Jack revealed he had exchanged naked pictures of himself, via social media platform Snapchat, with a girl he had never met named Amber Rose.
Jack, 19, (pictured) plead guilty to manslaughter after he ploughed his Toyota LandCruiser into oncoming traffic. The court heard the teen tried to end his own life after falling victim to a sextortion scam
The scammer, posing as the young girl, earned Jack’s trust and convinced him to send the images, the Courier Mail reported.
Once the photos were sent, the scammer then threatened to make the images public.
Jack, who was about to enter his final year of his trade apprenticeship, was told to transfer $900 in exchange for his pictures remaining private.
He transferred the scammer the scammer the full amount – $200 of which he borrowed from a friend – but the scammer sent an image to one of his friends.

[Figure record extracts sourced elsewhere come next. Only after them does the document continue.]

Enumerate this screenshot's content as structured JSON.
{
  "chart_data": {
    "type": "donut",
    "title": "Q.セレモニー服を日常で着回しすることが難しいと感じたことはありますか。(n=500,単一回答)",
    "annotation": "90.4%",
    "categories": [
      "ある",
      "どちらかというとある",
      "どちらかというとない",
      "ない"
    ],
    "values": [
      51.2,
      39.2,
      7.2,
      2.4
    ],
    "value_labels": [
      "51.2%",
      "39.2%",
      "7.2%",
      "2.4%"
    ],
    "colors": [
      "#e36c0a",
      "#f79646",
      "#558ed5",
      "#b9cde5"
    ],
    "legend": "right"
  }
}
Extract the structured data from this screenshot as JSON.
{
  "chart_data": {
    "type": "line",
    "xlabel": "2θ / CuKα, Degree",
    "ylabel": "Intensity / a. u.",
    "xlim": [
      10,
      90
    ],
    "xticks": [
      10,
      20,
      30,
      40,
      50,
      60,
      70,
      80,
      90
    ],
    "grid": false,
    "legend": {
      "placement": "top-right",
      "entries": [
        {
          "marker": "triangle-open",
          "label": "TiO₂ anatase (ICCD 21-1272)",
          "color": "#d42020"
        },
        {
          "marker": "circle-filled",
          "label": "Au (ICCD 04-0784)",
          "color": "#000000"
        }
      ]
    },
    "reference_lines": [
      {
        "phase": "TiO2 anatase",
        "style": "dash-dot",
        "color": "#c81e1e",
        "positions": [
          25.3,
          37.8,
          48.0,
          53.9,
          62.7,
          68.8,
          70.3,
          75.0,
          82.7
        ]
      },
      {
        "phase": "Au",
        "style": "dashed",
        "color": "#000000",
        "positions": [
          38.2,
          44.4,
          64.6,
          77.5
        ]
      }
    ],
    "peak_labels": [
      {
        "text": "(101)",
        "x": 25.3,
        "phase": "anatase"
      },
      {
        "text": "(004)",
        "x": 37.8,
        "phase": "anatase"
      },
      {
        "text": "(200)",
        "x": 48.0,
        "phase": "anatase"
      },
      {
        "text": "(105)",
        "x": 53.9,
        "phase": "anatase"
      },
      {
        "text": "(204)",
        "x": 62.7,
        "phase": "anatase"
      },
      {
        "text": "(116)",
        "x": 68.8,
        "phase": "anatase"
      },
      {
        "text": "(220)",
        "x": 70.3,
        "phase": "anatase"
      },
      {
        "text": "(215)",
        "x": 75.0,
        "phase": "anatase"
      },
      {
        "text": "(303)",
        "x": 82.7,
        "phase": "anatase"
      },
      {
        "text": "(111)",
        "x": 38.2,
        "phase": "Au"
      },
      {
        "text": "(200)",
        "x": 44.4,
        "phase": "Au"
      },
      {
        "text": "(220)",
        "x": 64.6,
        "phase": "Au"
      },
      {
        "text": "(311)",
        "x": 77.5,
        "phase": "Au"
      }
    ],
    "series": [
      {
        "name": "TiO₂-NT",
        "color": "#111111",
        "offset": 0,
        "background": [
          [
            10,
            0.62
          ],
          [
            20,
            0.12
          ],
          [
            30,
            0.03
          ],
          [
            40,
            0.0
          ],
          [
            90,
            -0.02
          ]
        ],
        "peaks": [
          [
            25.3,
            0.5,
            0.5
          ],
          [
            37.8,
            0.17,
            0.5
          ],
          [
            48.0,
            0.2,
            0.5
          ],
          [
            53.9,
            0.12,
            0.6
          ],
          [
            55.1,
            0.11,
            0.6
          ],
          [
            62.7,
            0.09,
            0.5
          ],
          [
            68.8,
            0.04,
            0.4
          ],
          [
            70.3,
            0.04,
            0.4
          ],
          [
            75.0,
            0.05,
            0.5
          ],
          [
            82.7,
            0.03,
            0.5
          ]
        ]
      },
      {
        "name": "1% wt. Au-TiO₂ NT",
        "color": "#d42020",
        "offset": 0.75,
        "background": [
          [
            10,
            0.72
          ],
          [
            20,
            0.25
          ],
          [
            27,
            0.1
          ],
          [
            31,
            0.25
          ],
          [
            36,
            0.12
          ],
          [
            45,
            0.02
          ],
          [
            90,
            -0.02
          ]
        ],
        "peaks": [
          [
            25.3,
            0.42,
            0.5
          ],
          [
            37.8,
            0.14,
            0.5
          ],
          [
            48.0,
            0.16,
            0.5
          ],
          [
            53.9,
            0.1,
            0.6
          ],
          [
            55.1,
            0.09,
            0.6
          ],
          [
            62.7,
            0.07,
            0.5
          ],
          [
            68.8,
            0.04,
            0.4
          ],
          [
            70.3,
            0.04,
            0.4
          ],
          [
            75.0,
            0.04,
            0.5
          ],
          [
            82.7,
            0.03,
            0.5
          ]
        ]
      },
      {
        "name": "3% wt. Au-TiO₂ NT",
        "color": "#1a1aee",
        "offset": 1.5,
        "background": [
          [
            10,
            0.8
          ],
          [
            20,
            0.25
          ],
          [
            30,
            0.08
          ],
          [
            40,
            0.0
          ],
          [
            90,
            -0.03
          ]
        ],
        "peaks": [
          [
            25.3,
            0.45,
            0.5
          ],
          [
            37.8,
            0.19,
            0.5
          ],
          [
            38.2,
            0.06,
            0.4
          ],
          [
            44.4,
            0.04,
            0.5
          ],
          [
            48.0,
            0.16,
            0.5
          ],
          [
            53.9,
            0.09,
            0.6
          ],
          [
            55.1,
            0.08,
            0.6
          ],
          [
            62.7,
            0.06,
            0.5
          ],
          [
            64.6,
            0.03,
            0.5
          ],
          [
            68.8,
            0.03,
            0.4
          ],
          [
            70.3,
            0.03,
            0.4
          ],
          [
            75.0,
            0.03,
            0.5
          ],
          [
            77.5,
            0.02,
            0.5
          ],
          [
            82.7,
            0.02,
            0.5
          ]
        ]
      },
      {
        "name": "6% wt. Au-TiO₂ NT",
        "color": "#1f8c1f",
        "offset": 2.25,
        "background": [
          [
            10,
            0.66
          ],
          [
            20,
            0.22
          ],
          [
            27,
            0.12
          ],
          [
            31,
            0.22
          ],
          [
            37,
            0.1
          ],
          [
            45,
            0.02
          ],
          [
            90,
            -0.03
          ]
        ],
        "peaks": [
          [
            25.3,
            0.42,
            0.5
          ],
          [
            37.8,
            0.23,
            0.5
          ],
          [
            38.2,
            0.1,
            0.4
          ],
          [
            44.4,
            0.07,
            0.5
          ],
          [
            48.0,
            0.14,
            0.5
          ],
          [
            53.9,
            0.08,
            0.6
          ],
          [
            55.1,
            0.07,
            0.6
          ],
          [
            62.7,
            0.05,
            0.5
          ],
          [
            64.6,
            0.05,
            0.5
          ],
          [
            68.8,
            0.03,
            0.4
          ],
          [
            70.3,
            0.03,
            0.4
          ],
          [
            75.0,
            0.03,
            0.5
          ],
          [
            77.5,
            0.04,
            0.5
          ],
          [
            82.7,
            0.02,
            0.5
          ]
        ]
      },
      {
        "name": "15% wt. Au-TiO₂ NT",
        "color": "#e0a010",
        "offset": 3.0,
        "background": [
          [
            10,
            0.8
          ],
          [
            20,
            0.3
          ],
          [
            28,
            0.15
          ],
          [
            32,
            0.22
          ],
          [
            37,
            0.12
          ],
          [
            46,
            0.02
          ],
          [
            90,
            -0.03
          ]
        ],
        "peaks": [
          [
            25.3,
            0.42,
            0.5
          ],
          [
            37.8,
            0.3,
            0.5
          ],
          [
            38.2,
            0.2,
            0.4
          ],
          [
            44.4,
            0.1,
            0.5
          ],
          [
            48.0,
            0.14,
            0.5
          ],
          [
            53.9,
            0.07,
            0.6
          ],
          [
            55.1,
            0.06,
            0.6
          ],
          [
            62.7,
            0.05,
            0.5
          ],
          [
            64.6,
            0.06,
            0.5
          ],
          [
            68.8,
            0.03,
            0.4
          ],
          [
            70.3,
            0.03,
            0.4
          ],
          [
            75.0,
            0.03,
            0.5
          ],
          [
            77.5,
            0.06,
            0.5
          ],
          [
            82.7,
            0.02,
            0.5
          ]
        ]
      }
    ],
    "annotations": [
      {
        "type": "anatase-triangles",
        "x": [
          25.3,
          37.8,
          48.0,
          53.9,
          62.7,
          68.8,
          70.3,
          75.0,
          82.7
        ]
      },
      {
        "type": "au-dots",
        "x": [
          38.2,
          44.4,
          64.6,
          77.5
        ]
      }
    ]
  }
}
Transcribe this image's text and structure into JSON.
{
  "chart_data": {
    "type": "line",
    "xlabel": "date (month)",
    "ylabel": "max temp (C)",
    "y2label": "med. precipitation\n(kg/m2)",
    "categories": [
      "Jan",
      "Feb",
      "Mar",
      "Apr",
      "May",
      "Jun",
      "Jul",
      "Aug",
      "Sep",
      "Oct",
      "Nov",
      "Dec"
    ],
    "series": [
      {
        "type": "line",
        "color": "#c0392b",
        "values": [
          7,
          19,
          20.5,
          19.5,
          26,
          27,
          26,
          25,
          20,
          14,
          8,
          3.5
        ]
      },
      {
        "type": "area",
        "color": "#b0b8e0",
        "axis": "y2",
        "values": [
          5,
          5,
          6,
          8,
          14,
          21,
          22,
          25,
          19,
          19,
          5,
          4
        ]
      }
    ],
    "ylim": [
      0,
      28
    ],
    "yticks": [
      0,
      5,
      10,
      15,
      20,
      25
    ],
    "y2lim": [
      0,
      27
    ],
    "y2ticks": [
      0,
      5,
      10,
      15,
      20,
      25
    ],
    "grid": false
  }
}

The distraught teenager begged the scammer to stop and threatened to end his own life.
‘Hope you sleep better knowing you killed me,’ Jack wrote to the scammer.
Mary said her son ‘burst into tears’ when she told him he had killed a woman.
‘He kept saying ‘what, what, somebody died’ and ‘oh my God, I took someone’s life, I can’t believe this,’ she told Courier Mail.
The mother-of-four added she had a very open relationship with Jack and believes because he was such a ‘good boy’ he felt so ashamed and did not reach out for help.
A week after the fatal crash, the scammer attempted to extort even more money from Jack but the teen immediately showed his mum the messages.
Grandmother Karen Malcolm, 63, (pictured) was killed on the way home form work when Jack’s car crossed into her lane and ploughed into her car
The family called police and the money was traced back to another victim in Melbourne.
‘Turned out he was being blackmailed to receive the money and then pass it on to the scammers as Apple (gift) cards,’ Mary said.
‘The person extorting Jack was in Nigeria or something. They threatened to do the same thing to the man in Melbourne if he didn’t pass on the money.’
She explained her son wanted to finish his apprenticeship before becoming a police officer, but that dream has been shattered by his jail sentence.
The teenager pleaded guilty at Brisbane Supreme Court on Wednesday and was ordered to serve a minimum 18 months of a three-year jail term.
‘I hope he learns a lot and he has a lot of time to reflect and learn and make himself a better person and comes out and has a productive and successful life,’ Mary said.
Jack was contacted by a scammer, disguising themselves as a young woman named Amber Rose, on Snapchat. The scammer convinced him to send naked pictures of himself and then threatened to make the images public if he did not pay $900
A psychologist report presented in court said Jack was experiencing an acute stress reaction at the time of the crash and the intense distress caused him to dissociate.
Justice Peter Davis told the court he accepted Jack’s explanation that he had been so distressed by a sextortion plot he tried to end his own life by causing an accident in which he ‘hoped to die’.
Last year, Aussies lost more than $13.8 million in threats and extortion scams, according to the ACCC’s Scamwatch.
The majority of victims were aged 24 years and under, with almost $7million lost via social networking and mobile phone applications.
Scamwatch data revealed victims under 24 years of age were also unlikely to report the scam to authorities, with only 610 reports from a total of 7,876.